Again, it’s about the food. “We take out the [insect] shape, take out the yuk factor, make it tasty. And it provides the sustainable protein which we see as the future of food for Chinese consumers.”
Upgrading demand and the government
“We want the consumer to demand more. Only if they demand more, from the factories and the food giants, will they care more about bringing high quality, safer foodstuffs to the end market,” said Zhou. “We call that a ‘consumption upgrade.’”
This has been seen in markets around the world such as Chobani yogurt entering a market that had been saturated for 15 years and then taking 15% of it by pushing its Greek-style technique. Craft beer has been a similar success, quickly surging to take 12.5% of the US market with breweries being bought up by the mega-breweries that were losing market share.

“We’re confident Chinese consumers will ride the wave of consumption upgrade. Consumers are willing to pay a premium which is encouraging to entrepreneurs,” said Zhou. The government also appears to be confident.
The Chinese Academy of Agricultural Sciences (中国农业科学院, “农科院”) has even approached Bits x Bites for some early stage discussions. They have a huge number of patents related to food production and are hoping to commercialize some of these patents and get help building teams. Nothing is confirmed, but it shows the potential willingness from a government agency.
The process
The first Bits x Bites “harvest” of startups has just finished its four-month program that culminated in a demo day in Shanghai where media and potential investors and customers came to see the future of the food.
The accelerator only deals with early stage seed startups, pre-A round startups, and those with A round funding.
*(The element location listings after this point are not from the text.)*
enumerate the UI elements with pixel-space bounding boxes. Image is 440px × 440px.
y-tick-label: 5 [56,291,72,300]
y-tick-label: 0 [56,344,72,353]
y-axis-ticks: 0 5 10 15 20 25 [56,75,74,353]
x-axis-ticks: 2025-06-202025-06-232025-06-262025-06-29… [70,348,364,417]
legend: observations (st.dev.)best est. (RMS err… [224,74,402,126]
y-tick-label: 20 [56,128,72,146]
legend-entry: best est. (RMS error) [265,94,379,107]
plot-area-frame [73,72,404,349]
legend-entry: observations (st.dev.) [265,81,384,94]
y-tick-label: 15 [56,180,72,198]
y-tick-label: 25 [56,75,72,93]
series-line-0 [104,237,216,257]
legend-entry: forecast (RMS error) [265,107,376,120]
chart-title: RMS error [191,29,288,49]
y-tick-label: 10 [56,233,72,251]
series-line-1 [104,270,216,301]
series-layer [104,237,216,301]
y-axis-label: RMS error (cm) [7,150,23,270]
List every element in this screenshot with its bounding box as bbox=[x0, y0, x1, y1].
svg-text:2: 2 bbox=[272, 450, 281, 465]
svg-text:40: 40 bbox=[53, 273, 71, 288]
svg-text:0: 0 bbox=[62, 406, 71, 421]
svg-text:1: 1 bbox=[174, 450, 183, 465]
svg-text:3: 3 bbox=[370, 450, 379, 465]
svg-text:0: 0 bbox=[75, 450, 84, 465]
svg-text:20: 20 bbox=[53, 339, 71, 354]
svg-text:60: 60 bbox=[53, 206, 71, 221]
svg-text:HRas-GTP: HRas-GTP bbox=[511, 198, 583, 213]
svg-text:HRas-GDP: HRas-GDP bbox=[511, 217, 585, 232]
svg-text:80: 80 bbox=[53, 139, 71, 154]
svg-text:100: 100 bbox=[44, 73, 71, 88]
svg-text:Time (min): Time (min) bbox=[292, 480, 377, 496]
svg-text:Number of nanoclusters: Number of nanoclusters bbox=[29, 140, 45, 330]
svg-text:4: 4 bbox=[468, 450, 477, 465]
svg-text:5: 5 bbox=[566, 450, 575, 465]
The startups pitch to Bits x Bites for a place, with the VC’s limited partner Shinho (欣和) – the condiments manufacturer – helping to make final selections from the shortlist. The team is currently reviewing applications for the second cohort and accepting applications until 30th June.

The team also proactively looks for potential incubatees by examining the food supply chain and looking for gaps then approaching people they think can solve a problem.
“Bits x Bites is an open platform for anyone to bring the best products and technology to disrupt the current supply chain,” said Zhou, “Nutritionists, designers, farmers, foodies are all welcome.”
As well as 120 days of training, startups get to use their co-working space as well as access to labs, kitchens and a lot of mentors and money. Bits x Bites can put up to RMB 3 million into a startup, for no more than 15% of the equity.
The money comes from Bits x Bites’ limited partner, Shinho. The founder of Bits x Bites, Matilda Ho, fellow Taiwanese and MBA peer of Joseph Zhou, used to work for design agency IDEO in Shanghai where Shinho was one of her food clients. Shinho realized that it needed to go beyond just using good ingredients to make an impact on improving China’s food outlook.
“They knew they had to open their capital to attract talent,” said Zhou. They became the limited partner when Ho established Bits x Bites. The accelerator shares a space with IDEO whose senior leadership in Shanghai also serve as mentors to the startups and advisors to Bits x Bites.
When products are ready, they are launched across various platforms such as Yimishiji, Benlai Shenghuo (本来生活) and Tencent-backed MissFresh. While the VC has the money to pay for supermarket listing fees, they encourage the startups to get user feedback from e-commerce sales and use new media to push out the story before looking at supermarkets and convenience stores.
Food technology can lead to safer, more sustainable food, but if it doesn’t good it won’t sell. China, and the rest of the world, could have a more secure food future if demand for these foods grows. However, China is starting with some of the most serious food safety problems. As Bits x Bites already know, the proof is in the pudding, literally.